After admitting to paying $30,000 to the family of former Cal player Jelani Gardner, the NCAA handed down an eight-year "show-cause" ban -- a sanction known only half-jokingly as the death penalty in basketball circles. His 63-35 career record became 35-63 as a result of imposed forfeits. While Bozeman wasn't outlawed from coaching per se, any school interested in hiring him during the sanction would have needed to present its reasons before the NCAA infractions committee -- a risk no program proved willing to take.


During his time away from coaching, Bozeman stayed around the game in a number of capacities.


"I was a scout for a few NBA teams, I ran clinics in several countries, I did some some color commentary for NBC," Bozeman said. "I was also a pharmaceutical representative for Pfizer."


Bozeman also did some coaching at the AAU level, which has helped him maintain his recruiting inroads. He notes that his time outside of the Division I spotlight afforded him the opportunity to develop stronger bonds with his wife and two children than he otherwise would have.


The scarlet letter was removed when his show-cause penalty ended on June 1, 2005. Flash forward one year later to when Alfred Beard resigned as Morgan State coach in the wake of a 4-26 nightmare -- the program's worst record since 2001 -- and the woebegone Bears came knocking.


"Since the `show-cause' penalty that was imposed upon Mr.
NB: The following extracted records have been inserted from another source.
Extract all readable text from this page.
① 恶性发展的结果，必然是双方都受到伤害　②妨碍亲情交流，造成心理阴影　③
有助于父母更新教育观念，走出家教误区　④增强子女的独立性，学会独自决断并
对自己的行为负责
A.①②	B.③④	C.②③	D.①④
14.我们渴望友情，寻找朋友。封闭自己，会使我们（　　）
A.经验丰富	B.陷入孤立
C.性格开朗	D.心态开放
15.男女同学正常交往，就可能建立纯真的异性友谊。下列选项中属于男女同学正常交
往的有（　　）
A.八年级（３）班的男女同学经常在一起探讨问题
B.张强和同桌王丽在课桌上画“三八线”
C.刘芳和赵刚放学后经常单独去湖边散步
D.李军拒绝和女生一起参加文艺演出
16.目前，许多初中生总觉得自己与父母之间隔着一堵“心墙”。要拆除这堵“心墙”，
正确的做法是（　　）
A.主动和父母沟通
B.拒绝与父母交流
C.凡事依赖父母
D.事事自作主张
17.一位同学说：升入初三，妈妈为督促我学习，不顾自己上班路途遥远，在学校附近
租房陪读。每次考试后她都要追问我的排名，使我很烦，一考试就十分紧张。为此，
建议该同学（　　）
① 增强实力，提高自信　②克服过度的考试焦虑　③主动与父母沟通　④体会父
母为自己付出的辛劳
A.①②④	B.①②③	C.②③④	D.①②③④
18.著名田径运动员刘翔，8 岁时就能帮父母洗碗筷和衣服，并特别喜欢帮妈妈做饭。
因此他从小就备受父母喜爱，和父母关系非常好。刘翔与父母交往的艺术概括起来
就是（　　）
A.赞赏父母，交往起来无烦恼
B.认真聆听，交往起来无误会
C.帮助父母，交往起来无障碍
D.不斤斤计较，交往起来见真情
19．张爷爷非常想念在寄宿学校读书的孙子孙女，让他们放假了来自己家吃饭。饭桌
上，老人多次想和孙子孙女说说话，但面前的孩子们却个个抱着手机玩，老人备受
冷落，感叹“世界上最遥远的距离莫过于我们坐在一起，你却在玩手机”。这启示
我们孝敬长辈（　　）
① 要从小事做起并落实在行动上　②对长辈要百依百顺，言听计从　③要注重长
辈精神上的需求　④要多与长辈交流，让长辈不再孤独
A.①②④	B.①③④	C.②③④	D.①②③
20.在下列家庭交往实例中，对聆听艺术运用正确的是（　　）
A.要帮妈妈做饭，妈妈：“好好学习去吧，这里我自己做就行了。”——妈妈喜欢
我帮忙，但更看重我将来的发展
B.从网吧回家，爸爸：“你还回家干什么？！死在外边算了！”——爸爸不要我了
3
Bozeman as a result of this case expired as of June 1, 2005", said MSU athletics director Floyd Kerr upon the hiring, "and there are no procedural impediments to his seeking employment at an NCAA institution, Morgan State University determined that Coach Bozeman was the best applicant, candidate and selection for its head men's basketball coaching position."
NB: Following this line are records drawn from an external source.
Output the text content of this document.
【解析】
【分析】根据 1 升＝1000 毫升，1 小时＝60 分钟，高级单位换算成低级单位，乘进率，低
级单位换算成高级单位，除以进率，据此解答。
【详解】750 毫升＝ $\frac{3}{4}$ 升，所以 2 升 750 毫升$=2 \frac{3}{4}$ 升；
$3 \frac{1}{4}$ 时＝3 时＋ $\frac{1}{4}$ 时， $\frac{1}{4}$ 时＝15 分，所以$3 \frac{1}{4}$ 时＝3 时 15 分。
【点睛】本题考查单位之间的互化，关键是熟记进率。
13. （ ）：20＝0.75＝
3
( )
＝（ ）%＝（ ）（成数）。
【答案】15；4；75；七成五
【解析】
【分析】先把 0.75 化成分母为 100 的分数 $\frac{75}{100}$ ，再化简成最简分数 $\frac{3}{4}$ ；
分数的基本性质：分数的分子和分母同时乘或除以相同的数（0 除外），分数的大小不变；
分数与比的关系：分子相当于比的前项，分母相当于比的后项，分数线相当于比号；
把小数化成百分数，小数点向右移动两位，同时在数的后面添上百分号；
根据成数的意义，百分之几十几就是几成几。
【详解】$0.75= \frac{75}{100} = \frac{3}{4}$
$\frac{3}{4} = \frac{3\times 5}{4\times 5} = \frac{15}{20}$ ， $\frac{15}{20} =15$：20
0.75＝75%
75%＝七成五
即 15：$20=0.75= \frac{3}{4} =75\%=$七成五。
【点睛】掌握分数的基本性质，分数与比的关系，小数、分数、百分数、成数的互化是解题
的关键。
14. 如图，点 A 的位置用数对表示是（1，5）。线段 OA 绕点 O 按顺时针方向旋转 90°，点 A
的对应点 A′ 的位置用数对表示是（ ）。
Bozeman returns three starters from last year's Bears including senior guard Joseph McLean, whose 14.7 points per game ranked fifth in the MEAC. But most of the excitement in Baltimore surrounds Bozeman's eight-man recruiting class. After all, drawing talent was always his forte.


Bozeman spoke Thursday about the excitement that comes with building something special from the ground up, and the coach hopes to draw from such past experiences as the Bears look to make a push in the MEAC.


"When I came to Tulane [in 1988], there wasn't much of a program and they were quite good by the time I left," Bozeman noted. "Cal had also struggled a little bit."


A second chance has been long time coming for Bozeman, and the older, wiser coach is dead-set on making the most of it.


"I'm excited to get this opportunity," Bozeman said. "To take a team, build a solid foundation and create excitement -- to make a program that the alumni, students and fans can be proud of."